Variations on training

The Perch and BirdNET classes from the model zoo implement a .train() function that wraps together the embedding and classifier training shown in this tutorial. So for the least lines of code, you can simply load the model, change classes to your target classes, and run .train():

from opensoundscape.ml import bioacoustics_model_zoo as bmz

# load a model from the model zoo
model = bmz.load('BirdNET')
# or model = bmz.load('Perch')

# define classes for your custom classifier
model.change_classes(train_df.columns)

# fit the trainable PyTorch classifier (`model.network`) on your labels
model.train(train_df,validation_df,num_augmentation_variants=4)

# run inference using your custom classifier
model.predict(validation_df)

OpenSoundscape also provides tools to generate embeddings for augmented variations of the input samples (opensoundscape.shallow_classifier.augmented_embed()), which could improve the classifiers performance and generalizability.
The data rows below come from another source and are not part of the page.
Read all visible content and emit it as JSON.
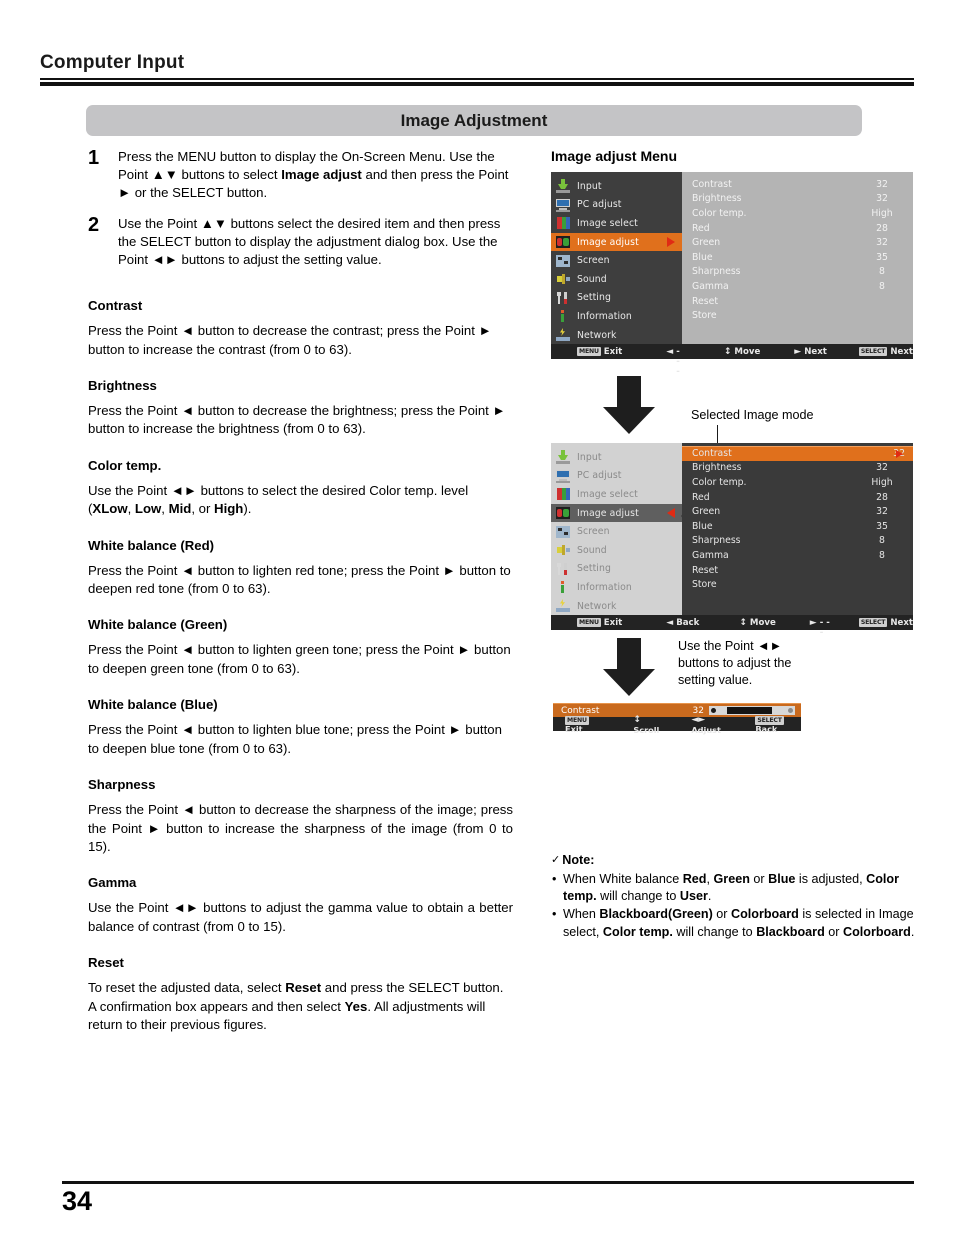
{
  "header": {
    "title": "Computer Input"
  },
  "banner": {
    "title": "Image Adjustment"
  },
  "steps": [
    {
      "num": "1",
      "html_text": "Press the MENU button to display the On-Screen Menu. Use the Point ▲▼ buttons to select Image adjust and then press the Point ► or the SELECT button."
    },
    {
      "num": "2",
      "html_text": "Use the Point ▲▼ buttons select the desired item and then press the SELECT button to display the adjustment dialog box. Use the Point ◄► buttons to adjust the setting value."
    }
  ],
  "sections": [
    {
      "heading": "Contrast",
      "body": "Press the Point ◄ button to decrease the contrast; press the Point ► button to increase the contrast (from 0 to 63)."
    },
    {
      "heading": "Brightness",
      "body": "Press the Point ◄ button to decrease the brightness; press the Point ► button to increase the brightness (from 0 to 63)."
    },
    {
      "heading": "Color temp.",
      "body": "Use the Point ◄► buttons to select the desired Color temp. level (XLow, Low, Mid, or High)."
    },
    {
      "heading": "White balance (Red)",
      "body": "Press the Point ◄ button to lighten red tone; press the Point ► button to deepen red tone (from 0 to 63)."
    },
    {
      "heading": "White balance (Green)",
      "body": "Press the Point ◄ button to lighten green tone; press the Point ► button to deepen green tone (from 0 to 63)."
    },
    {
      "heading": "White balance (Blue)",
      "body": "Press the Point ◄ button to lighten blue tone; press the Point ► button to deepen blue tone (from 0 to 63)."
    },
    {
      "heading": "Sharpness",
      "body": "Press the Point ◄ button to decrease the sharpness of the image; press the Point ► button to increase the sharpness of the image (from 0 to 15)."
    },
    {
      "heading": "Gamma",
      "body": "Use the Point ◄► buttons to adjust the gamma value to obtain a better balance of contrast (from 0 to 15)."
    },
    {
      "heading": "Reset",
      "body": "To reset the adjusted data, select Reset and press the SELECT button. A confirmation box appears and then select Yes. All adjustments will return to their previous figures."
    }
  ],
  "osd": {
    "caption": "Image adjust Menu",
    "sidebar_items": [
      {
        "label": "Input",
        "icon": "input-icon"
      },
      {
        "label": "PC adjust",
        "icon": "pc-adjust-icon"
      },
      {
        "label": "Image select",
        "icon": "image-select-icon"
      },
      {
        "label": "Image adjust",
        "icon": "image-adjust-icon"
      },
      {
        "label": "Screen",
        "icon": "screen-icon"
      },
      {
        "label": "Sound",
        "icon": "sound-icon"
      },
      {
        "label": "Setting",
        "icon": "setting-icon"
      },
      {
        "label": "Information",
        "icon": "information-icon"
      },
      {
        "label": "Network",
        "icon": "network-icon"
      }
    ],
    "selected_sidebar": "Image adjust",
    "menu_items": [
      {
        "name": "Contrast",
        "value": "32"
      },
      {
        "name": "Brightness",
        "value": "32"
      },
      {
        "name": "Color temp.",
        "value": "High"
      },
      {
        "name": "Red",
        "value": "28"
      },
      {
        "name": "Green",
        "value": "32"
      },
      {
        "name": "Blue",
        "value": "35"
      },
      {
        "name": "Sharpness",
        "value": "8"
      },
      {
        "name": "Gamma",
        "value": "8"
      },
      {
        "name": "Reset",
        "value": ""
      },
      {
        "name": "Store",
        "value": ""
      }
    ],
    "footer_1": [
      {
        "key": "MENU",
        "label": "Exit",
        "glyph": ""
      },
      {
        "key": "",
        "label": "- - - - -",
        "glyph": "◄"
      },
      {
        "key": "",
        "label": "Move",
        "glyph": "↕"
      },
      {
        "key": "",
        "label": "Next",
        "glyph": "►"
      },
      {
        "key": "SELECT",
        "label": "Next",
        "glyph": ""
      }
    ],
    "footer_2": [
      {
        "key": "MENU",
        "label": "Exit",
        "glyph": ""
      },
      {
        "key": "",
        "label": "Back",
        "glyph": "◄"
      },
      {
        "key": "",
        "label": "Move",
        "glyph": "↕"
      },
      {
        "key": "",
        "label": "- - - - -",
        "glyph": "►"
      },
      {
        "key": "SELECT",
        "label": "Next",
        "glyph": ""
      }
    ],
    "adjust_bar": {
      "name": "Contrast",
      "value": "32",
      "footer": [
        {
          "key": "MENU",
          "label": "Exit",
          "glyph": ""
        },
        {
          "key": "",
          "label": "Scroll",
          "glyph": "↕"
        },
        {
          "key": "",
          "label": "Adjust",
          "glyph": "◄►"
        },
        {
          "key": "SELECT",
          "label": "Back",
          "glyph": ""
        }
      ]
    },
    "highlighted_row": "Contrast"
  },
  "callouts": {
    "selected_image_mode": "Selected Image mode",
    "use_point_buttons": "Use the Point ◄► buttons to adjust the setting value."
  },
  "note": {
    "heading": "Note:",
    "check": "✓",
    "items": [
      "When White balance Red, Green or Blue is adjusted, Color temp. will change to User.",
      "When Blackboard(Green) or Colorboard is selected in Image select, Color temp. will change to Blackboard or Colorboard."
    ]
  },
  "footer": {
    "page_number": "34"
  },
  "colors": {
    "accent_orange": "#e0701c",
    "caret_red": "#e02b14",
    "banner_gray": "#c4c4c6",
    "osd_dark": "#3e3e3e",
    "osd_panel": "#b4b4b4"
  }
}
See the transfer learning tutorial for further examples of this and other workflows.

Here are a few other tools from the shallow_classifiers module to check out:

  • augmented_embed(): generate embeddings for each sample multiple times, with stochastic augmentation on the audio clips

  • fit_classifier_on_embeddings(): this function wraps together the embedding step with the classifier fitting step into a single operation, with support for generating augmented variations of training samples. It returns the embeddings and labels, in case you want to train additional classifiers on them

  • MLPClassifier: this class creates a neural network with one or more fully connected layers. This object can be trained by passing it to quick_fit() or fit_classifier_on_embeddings(), or by running the .fit() method (equivalent to quick_fit()). The input size should match the embedding size of the embedding model, and the output size should match the number of classes your model predicts on.